Our advisory service aims to deliver steady, stable growth in your funding ratio. It does this by focusing on helping you achieve full funding and, once this has been achieved, helping you maintain it. This means ensuring assets outperform liabilities in a planned and controlled way.
To achieve this, we provide the full range of investment advisory services, including investment strategy, manager selection and risk management.
What it’s about
Portfolios don’t need to be complex, but they do need an element of dynamism. Long gone are the days when you could sit back for 10 years and see the returns add up.
We will help you build a portfolio that fits around your governance structure, but one that also adapts over time. We’ve never believed in sitting on the fence and we value clear advice that’s easy to understand.
How it works
Setting clear goals and objectives relative to your liabilities is the most important decision a trustee can take. We’ll help you do this by establishing a clear framework for achieving and maintaining full funding within a defined time period.
Once this is complete you’ll have your own flight path, return targets and risk tolerance. We make this process as simple as possible and support the trustees in their discussions with the sponsor.

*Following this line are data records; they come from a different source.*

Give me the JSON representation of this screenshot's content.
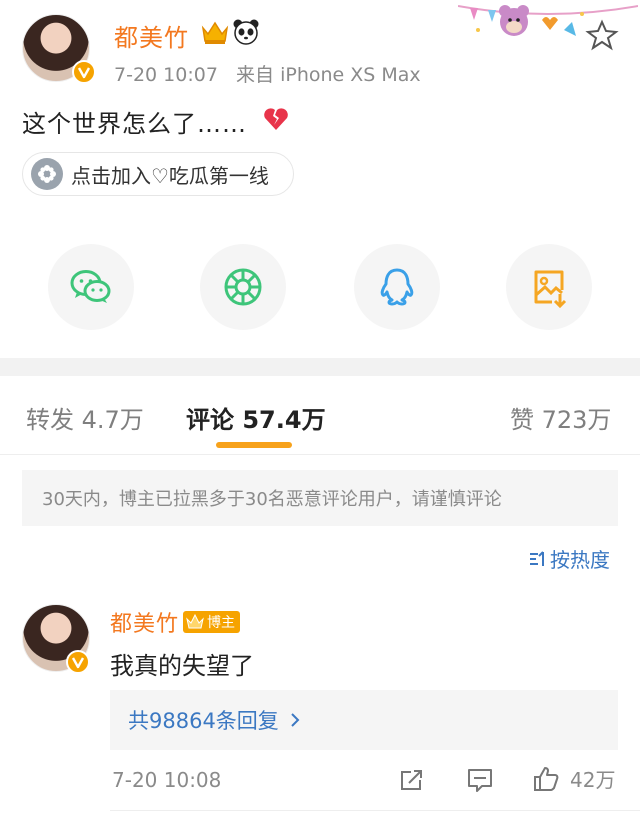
{
  "post": {
    "author": "都美竹",
    "time": "7-20 10:07",
    "source": "来自 iPhone XS Max",
    "text": "这个世界怎么了……",
    "topic": "点击加入♡吃瓜第一线"
  },
  "share": {
    "items": [
      {
        "name": "wechat",
        "icon": "wechat-icon",
        "color": "#3ec57a"
      },
      {
        "name": "moments",
        "icon": "moments-icon",
        "color": "#3ec57a"
      },
      {
        "name": "qq",
        "icon": "qq-icon",
        "color": "#3aa0e8"
      },
      {
        "name": "save-image",
        "icon": "image-download-icon",
        "color": "#f5a623"
      }
    ]
  },
  "tabs": {
    "repost": "转发 4.7万",
    "comments": "评论 57.4万",
    "likes": "赞 723万"
  },
  "notice": "30天内，博主已拉黑多于30名恶意评论用户，请谨慎评论",
  "sort": "按热度",
  "comment": {
    "author": "都美竹",
    "badge": "博主",
    "text": "我真的失望了",
    "replies": "共98864条回复",
    "time": "7-20 10:08",
    "likes": "42万"
  },
  "colors": {
    "accent": "#f3781f",
    "link": "#3b78c2",
    "tab_underline": "#f7a21b"
  }
}
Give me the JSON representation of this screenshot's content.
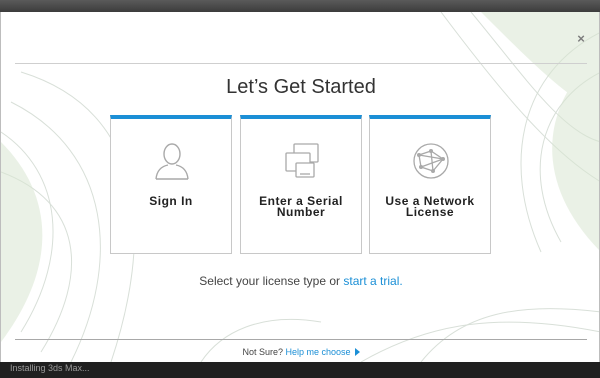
{
  "dialog": {
    "title": "Let’s Get Started",
    "close_icon": "×"
  },
  "options": [
    {
      "label": "Sign In",
      "icon": "person-icon"
    },
    {
      "label": "Enter a Serial Number",
      "icon": "devices-icon"
    },
    {
      "label": "Use a Network License",
      "icon": "network-globe-icon"
    }
  ],
  "prompt": {
    "text": "Select your license type or ",
    "link": "start a trial."
  },
  "footer": {
    "text": "Not Sure?",
    "link": "Help me choose"
  },
  "statusbar": {
    "text": "Installing 3ds Max..."
  },
  "colors": {
    "accent": "#1b8fd6",
    "title_text": "#333333"
  }
}
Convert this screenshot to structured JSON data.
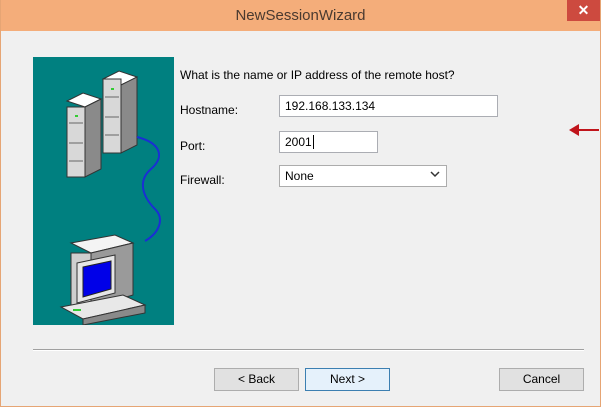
{
  "window": {
    "title": "NewSessionWizard",
    "close_glyph": "✕"
  },
  "form": {
    "prompt": "What is the name or IP address of the remote host?",
    "hostname_label": "Hostname:",
    "hostname_value": "192.168.133.134",
    "port_label": "Port:",
    "port_value": "2001",
    "firewall_label": "Firewall:",
    "firewall_value": "None"
  },
  "buttons": {
    "back": "< Back",
    "next": "Next >",
    "cancel": "Cancel"
  },
  "icons": [
    "server-rack-icon",
    "computer-icon",
    "chevron-down-icon",
    "close-icon",
    "red-arrow-icon"
  ],
  "colors": {
    "titlebar": "#f4ad7a",
    "art_bg": "#008080",
    "close_bg": "#cd4a3f",
    "arrow": "#c0141b"
  }
}
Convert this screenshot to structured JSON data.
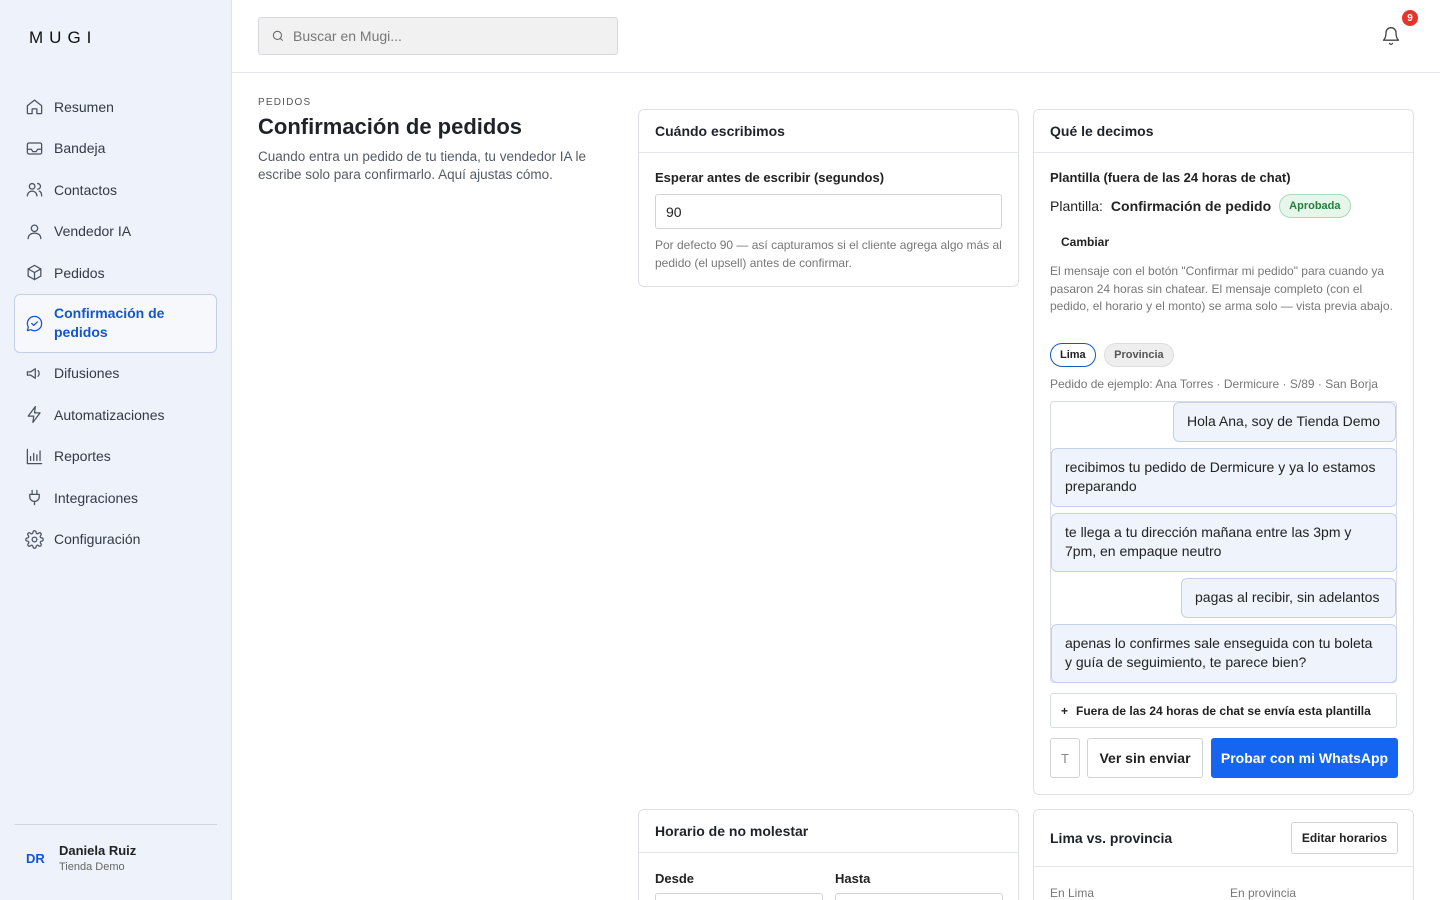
{
  "sidebar": {
    "logo": "MUGI",
    "items": [
      {
        "label": "Resumen",
        "icon": "home-icon"
      },
      {
        "label": "Bandeja",
        "icon": "inbox-icon"
      },
      {
        "label": "Contactos",
        "icon": "users-icon"
      },
      {
        "label": "Vendedor IA",
        "icon": "user-icon"
      },
      {
        "label": "Pedidos",
        "icon": "box-icon"
      },
      {
        "label": "Confirmación de pedidos",
        "icon": "chat-check-icon",
        "active": true
      },
      {
        "label": "Difusiones",
        "icon": "megaphone-icon"
      },
      {
        "label": "Automatizaciones",
        "icon": "bolt-icon"
      },
      {
        "label": "Reportes",
        "icon": "bar-chart-icon"
      },
      {
        "label": "Integraciones",
        "icon": "plug-icon"
      },
      {
        "label": "Configuración",
        "icon": "gear-icon"
      }
    ],
    "user": {
      "initials": "DR",
      "name": "Daniela Ruiz",
      "store": "Tienda Demo"
    }
  },
  "topbar": {
    "search_placeholder": "Buscar en Mugi...",
    "notifications_count": "9"
  },
  "page": {
    "eyebrow": "PEDIDOS",
    "title": "Confirmación de pedidos",
    "description": "Cuando entra un pedido de tu tienda, tu vendedor IA le escribe solo para confirmarlo. Aquí ajustas cómo."
  },
  "when_card": {
    "title": "Cuándo escribimos",
    "wait_label": "Esperar antes de escribir (segundos)",
    "wait_value": "90",
    "help": "Por defecto 90 — así capturamos si el cliente agrega algo más al pedido (el upsell) antes de confirmar."
  },
  "what_card": {
    "title": "Qué le decimos",
    "template_heading": "Plantilla (fuera de las 24 horas de chat)",
    "template_prefix": "Plantilla:",
    "template_name": "Confirmación de pedido",
    "template_status": "Aprobada",
    "change_label": "Cambiar",
    "description": "El mensaje con el botón \"Confirmar mi pedido\" para cuando ya pasaron 24 horas sin chatear. El mensaje completo (con el pedido, el horario y el monto) se arma solo — vista previa abajo.",
    "region_chips": [
      "Lima",
      "Provincia"
    ],
    "example_order": "Pedido de ejemplo: Ana Torres · Dermicure · S/89 · San Borja",
    "messages": [
      "Hola Ana, soy de Tienda Demo",
      "recibimos tu pedido de Dermicure y ya lo estamos preparando",
      "te llega a tu dirección mañana entre las 3pm y 7pm, en empaque neutro",
      "pagas al recibir, sin adelantos",
      "apenas lo confirmes sale enseguida con tu boleta y guía de seguimiento, te parece bien?"
    ],
    "collapse_label": "Fuera de las 24 horas de chat se envía esta plantilla",
    "collapse_symbol": "+",
    "phone_input_value": "T",
    "preview_button": "Ver sin enviar",
    "test_button": "Probar con mi WhatsApp"
  },
  "quiet_card": {
    "title": "Horario de no molestar",
    "from_label": "Desde",
    "to_label": "Hasta"
  },
  "region_card": {
    "title": "Lima vs. provincia",
    "edit_button": "Editar horarios",
    "lima_label": "En Lima",
    "province_label": "En provincia"
  }
}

Consistent with these goals, we help trustees achieve a balanced portfolio with an appropriate mix of investments and well-established hedging instruments. Each investment in the portfolio has to count and we seek to avoid unnecessary repetition. These aim to deliver planned and controlled performance whatever happens in the financial markets. In a world of uncertainty, it’s good to know you can pay your pensions as they fall due.
The same applies to risk management. Our focus is on improving the funding ratio as well as protecting the fund. It’s not just about hedging ‘risky’ investments but managing the overall solvency ratio.